Chavez's death also could have knock-on effects throughout the region.
Venezuela
provides about 100,000 barrels of oil a day to Cuba, essentially free--a $3
billion to $4 billion annual subsidy that could disappear if Mr. Chavez is
replaced by an opposition candidate.
That would
be devastating to Cuba, comparable to the economic hardship the island suffered
after the implosion of its main sponsor, the Soviet Union, in the early 1990s.
Venezuela
also provides subsidized oil to Nicaragua and sells oil to other Caribbean nations
on preferential terms--meaning any political upheaval in Caracas could harm
economic growth throughout the region.
Whoever
succeeds Mr.

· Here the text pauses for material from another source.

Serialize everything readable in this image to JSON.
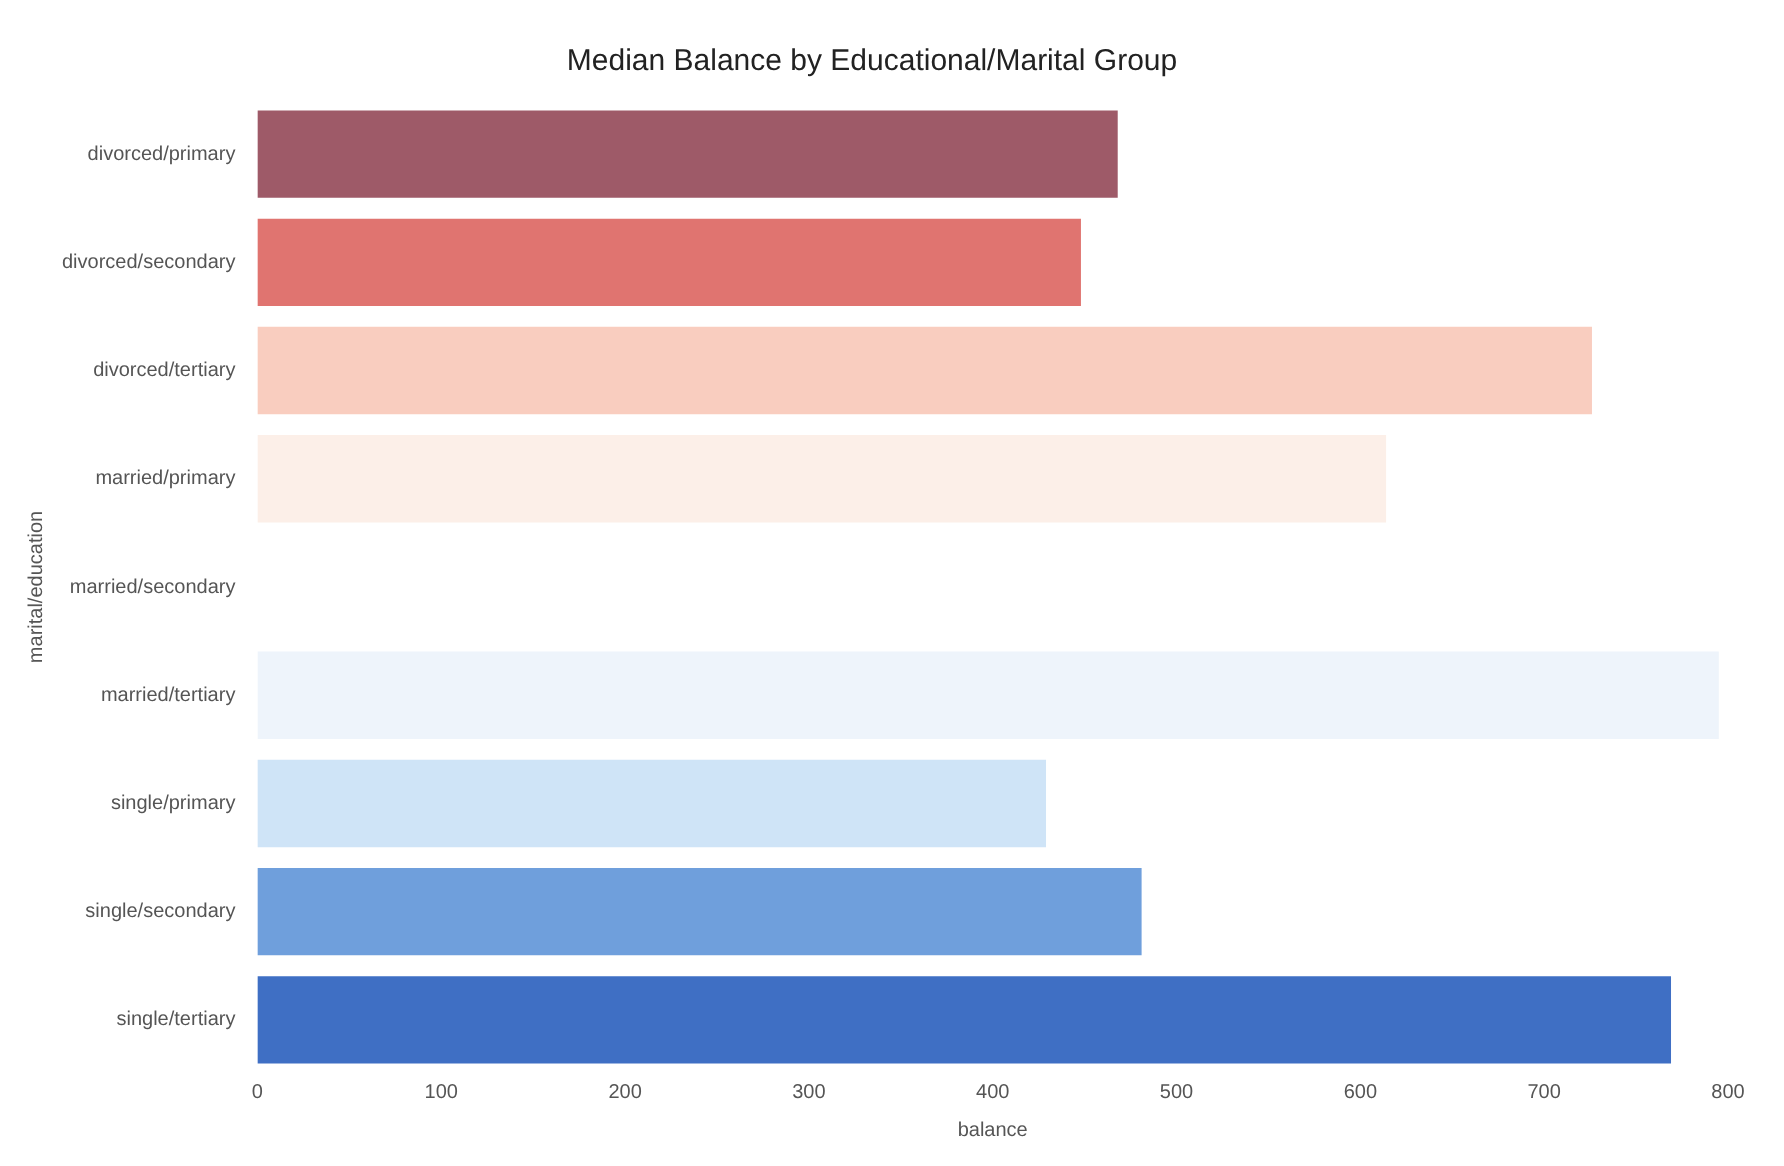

Chavez likely will seek to maintain oil trade with the U.S. and,
if possible, to boost investment in the oil sector.
"We've
had this symbiotic relationship--Chavez has been a diplomatic thorn in our
side, but his revolution and regime are built largely on oil sales to the U.S.,
and that relationship is likely continue," Mr. Jones said.
Oil
analysts see opposition candidate Henrique Capriles as a more business-friendly
candidate, one who could try to open the Venezuelan energy sector to
much-needed foreign investment, similar to policies favored by the new Mexican
president, Enrique Pena Nieto.
But while
major U.S. oil companies would like access to Venezuela's ample reserves of
heavy crude, the country's past expropriations of foreign energy firms' assets
could also damp enthusiasm for a quick return to the country.
For many
industry participants, the problem comes down to a single question: Would
foreign oil companies be asked back to Venezuela to revive its stagnant oil
industry?
"It's
the million dollar question, whether they'll open up or not," Bobby Tudor,
president of energy investment firm Tudor Pickering Holt Co., said on the
sidelines of the IHS CERAWeek conference in Houston.